Only a Flock of Women.

Diaz, Mrs. A. M. Only a Flock of Women. Boston: D. Lothrop Company, 1893.

8vo.; hinges tender; brown cloth, stamped with elaborate design of female teacher instructing students; covers lightly worn, rippled, soiled; else a very good copy.

First edition of this uncommon collection of radical essays on women’s rights. In Only a Flock of Women—the title refers to the derogatory way in which men talk about women’s gatherings, as in: “Only a flock of women met to talk” (p. 1)—Diaz rallies for the legal, spiritual, and intellectual equality of women and children with men:

Man and woman started the world together; how did man range so far ahead? Also, if she is as smart as he, and intelligent and all that, why has he been on hand from generation to generation to do all the inventing, and to work out systems of philosophy, and gather up learning, and she been standing back so satisfied to let him do it? Why does he mark out her sphere for her? Why not she his for him?... (p. 39)

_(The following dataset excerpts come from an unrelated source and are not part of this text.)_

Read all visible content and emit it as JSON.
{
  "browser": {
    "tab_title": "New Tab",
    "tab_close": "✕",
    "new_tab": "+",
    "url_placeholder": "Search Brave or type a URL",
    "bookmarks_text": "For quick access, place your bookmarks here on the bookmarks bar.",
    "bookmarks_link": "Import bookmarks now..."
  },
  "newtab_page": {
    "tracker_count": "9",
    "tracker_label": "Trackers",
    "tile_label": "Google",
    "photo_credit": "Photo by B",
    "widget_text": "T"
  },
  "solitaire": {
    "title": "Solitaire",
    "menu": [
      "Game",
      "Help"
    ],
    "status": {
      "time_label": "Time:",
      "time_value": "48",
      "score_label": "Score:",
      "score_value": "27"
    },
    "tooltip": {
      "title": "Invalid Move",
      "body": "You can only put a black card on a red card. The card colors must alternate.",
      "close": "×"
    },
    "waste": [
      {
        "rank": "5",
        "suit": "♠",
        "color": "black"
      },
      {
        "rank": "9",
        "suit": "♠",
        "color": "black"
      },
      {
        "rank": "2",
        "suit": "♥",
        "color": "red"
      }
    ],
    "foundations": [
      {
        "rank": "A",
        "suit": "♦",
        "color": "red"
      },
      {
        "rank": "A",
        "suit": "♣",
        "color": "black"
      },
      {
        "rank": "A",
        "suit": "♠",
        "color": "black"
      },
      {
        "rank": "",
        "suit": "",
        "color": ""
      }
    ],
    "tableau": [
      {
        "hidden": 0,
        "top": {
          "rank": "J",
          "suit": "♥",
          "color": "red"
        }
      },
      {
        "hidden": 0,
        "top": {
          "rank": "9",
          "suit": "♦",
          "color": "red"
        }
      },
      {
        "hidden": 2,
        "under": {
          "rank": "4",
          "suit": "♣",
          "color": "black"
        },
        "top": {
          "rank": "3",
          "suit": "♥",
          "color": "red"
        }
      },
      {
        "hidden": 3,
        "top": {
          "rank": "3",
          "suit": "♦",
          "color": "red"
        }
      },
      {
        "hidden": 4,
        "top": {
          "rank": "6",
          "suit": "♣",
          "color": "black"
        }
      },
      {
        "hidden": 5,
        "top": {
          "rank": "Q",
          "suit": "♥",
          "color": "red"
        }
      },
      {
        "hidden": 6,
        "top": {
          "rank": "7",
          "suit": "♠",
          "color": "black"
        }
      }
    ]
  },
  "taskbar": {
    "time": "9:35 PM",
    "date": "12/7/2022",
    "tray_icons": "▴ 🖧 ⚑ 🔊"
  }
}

At the time publication, Diaz was in a frenzy of political activity: she helped found the Women’s Educational and Industrial Union of Boston, served as President of the Belmont, Massachusetts Woman’s Suffrage League, and was one of the earliest members of the Bellamy national movement of the late 1880s which proposed to ameliorate class and gender antagonism through state socialism.